Ordnance Survey Air Photo Mosaics of Scotland, 1944-1950
These air photo mosaics provide key information on the landscape of post-war Scotland, including good detail of urban topography and land-use. They complement paper mapping, and represent the first widespread use of aerial survey methods by Ordnance Survey.
The sections below describe:
- Background to aerial survey methods
- Aircraft and cameras
- Creating the mosaics
- Geographical coverage, scale and size
- Publication, censorship and security concerns
Background to aerial survey methods
The First World War was an important stimulus to the use of air photography in mapping and survey work, both internationally and for Ordnance Survey. Aerial survey methods were not generally employed by Ordnance Survey in the inter-war period, however, apart from experimental work in the 1920s.
However, during the Second World War, millions of air photos were captured by the Royal Air Force. Their value for military reconnaissance and topographic surveying was proved beyond all doubt.
With rapid improvements to cameras, equipment and techniques, it was also clear by the end of the war that aerial survey methods would have a great value too in peacetime mapping work. In 1945 the Air Photo Division was established in Ordnance Survey, utilising the surplus aircraft and personnel from the RAF.
The extensive RAF aerial photographic survey of Great Britain (1944-1950), called Operation Revue, was also intended to assist town planning and road building.
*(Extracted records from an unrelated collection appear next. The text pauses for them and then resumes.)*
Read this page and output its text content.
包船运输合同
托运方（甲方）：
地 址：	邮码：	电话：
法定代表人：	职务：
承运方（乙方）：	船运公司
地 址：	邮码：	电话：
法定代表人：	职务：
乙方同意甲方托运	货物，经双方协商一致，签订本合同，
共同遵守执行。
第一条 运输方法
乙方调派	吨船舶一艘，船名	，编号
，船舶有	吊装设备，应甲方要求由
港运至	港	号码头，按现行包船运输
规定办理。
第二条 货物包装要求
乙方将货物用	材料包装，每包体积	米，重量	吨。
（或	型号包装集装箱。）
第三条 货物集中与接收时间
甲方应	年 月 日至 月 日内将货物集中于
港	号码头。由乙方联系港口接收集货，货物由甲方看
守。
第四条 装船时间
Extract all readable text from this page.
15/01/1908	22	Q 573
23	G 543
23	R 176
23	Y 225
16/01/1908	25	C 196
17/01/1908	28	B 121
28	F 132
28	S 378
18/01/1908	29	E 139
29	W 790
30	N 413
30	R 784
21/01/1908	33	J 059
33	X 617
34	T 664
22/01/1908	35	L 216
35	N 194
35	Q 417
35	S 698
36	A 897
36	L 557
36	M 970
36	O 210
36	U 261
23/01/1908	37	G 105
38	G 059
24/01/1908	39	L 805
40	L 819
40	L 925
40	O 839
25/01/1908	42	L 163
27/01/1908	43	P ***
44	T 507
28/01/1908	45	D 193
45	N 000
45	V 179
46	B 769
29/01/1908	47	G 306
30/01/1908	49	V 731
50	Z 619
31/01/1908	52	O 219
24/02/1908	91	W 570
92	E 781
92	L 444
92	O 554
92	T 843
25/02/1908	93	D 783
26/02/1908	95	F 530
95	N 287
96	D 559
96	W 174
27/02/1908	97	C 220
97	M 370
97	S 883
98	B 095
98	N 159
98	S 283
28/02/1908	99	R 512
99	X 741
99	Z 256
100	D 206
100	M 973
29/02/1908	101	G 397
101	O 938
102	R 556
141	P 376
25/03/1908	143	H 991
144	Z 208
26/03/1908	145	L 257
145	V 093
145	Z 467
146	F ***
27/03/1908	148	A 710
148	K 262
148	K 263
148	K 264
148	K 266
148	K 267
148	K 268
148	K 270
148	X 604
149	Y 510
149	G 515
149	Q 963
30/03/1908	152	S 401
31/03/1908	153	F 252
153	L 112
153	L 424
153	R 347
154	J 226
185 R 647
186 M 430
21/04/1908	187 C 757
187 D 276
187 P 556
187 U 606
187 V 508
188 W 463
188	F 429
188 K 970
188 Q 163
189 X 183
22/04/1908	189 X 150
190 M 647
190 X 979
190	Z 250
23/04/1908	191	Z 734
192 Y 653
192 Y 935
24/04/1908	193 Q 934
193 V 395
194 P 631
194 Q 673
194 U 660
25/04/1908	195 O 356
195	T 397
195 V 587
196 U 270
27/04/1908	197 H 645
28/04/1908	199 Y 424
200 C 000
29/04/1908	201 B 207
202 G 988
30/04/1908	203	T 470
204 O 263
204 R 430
Around 500 sorties were flown in Scotland resulting in the collection of over 280,000 photographs. These are held in the Royal Commission on the Ancient and Historical Monuments for Scotland.
It was not until the 1950s, that the Ministry of Transport and Civil Aviation increasingly took over aerial survey work from the RAF. From this time, aerial survey has been an essential part of Ordnance Survey's reconnaissance and data capture methods.
Aircraft and cameras
cameras under wings.
Due to post-war budgetary constraints, high-speed wartime aeroplanes such as Spitfires and Mosquitos had to be used, rather than the slower Ansons that were more suited to peacetime aerial survey. The aircraft were specially modified to take two cameras – for stereoscopic capture – beneath each wing.
During the Second World War, great progress had been made in mounting cameras to avoid aircraft vibration, and ducting hot air from the engine to the cameras to prevent them from freezing up.
The F24 and Fairchild K17 cameras were mainly used by the RAF at this time for vertical (i.e. overhead) photography, with a range of lenses from six- to 40-inch focal lengths.
Creating the mosaics
Creating the mosaics was a technically skilled job, involving:
- Rectifying the original photographs to compensate for distortion at the edges of the image
- Carefully cutting overlapping sections of photographs and pasting them together to form a composite mosaic
- Adding lettering for major towns and straight borders to frame the mosaic.
Geographical coverage, scale and size
The mosaics were produced as an interim measure by OS, as a quick and cheap expedient before proper paper mapping could be surveyed. In total 221 mosaics were published of Scotland, focusing on the more settled areas that had greatest requirements for reconstruction and development.
Each mosaic was drafted at a scale of six-inch to the mile or 1:10,560, and followed standard National Grid sheet lines. Each sheet has a mosaic area of approximately 52 x 61 cm (height x width). Each sheet covers an area on the ground of 25 square kilometres. In total some 2,130 square miles, or 5,525 square kilometres in Scotland are covered by the mosaics.
Publication, censorship and security concerns
The mosaics were originally intended for official use only, but were offered for sale to the public from 1945 - 1947 in an effort to recoup costs. Unfortunately, sales were poor and in addition, there were security concerns that the mosaics might fall into the wrong hands.
From 1950, newly doctored mosaics were re-issued for a few key locations, including airfields and military installations. For these sensitive locations, a false landscape of fields and hedgerows was carefully drawn in, or the site obscured by clouds!
Security concerns grew. In March 1951, libraries were warned that the original 'true' mosaics should be withdrawn from public use, and in 1954 the mosaics were withdrawn from sale completely.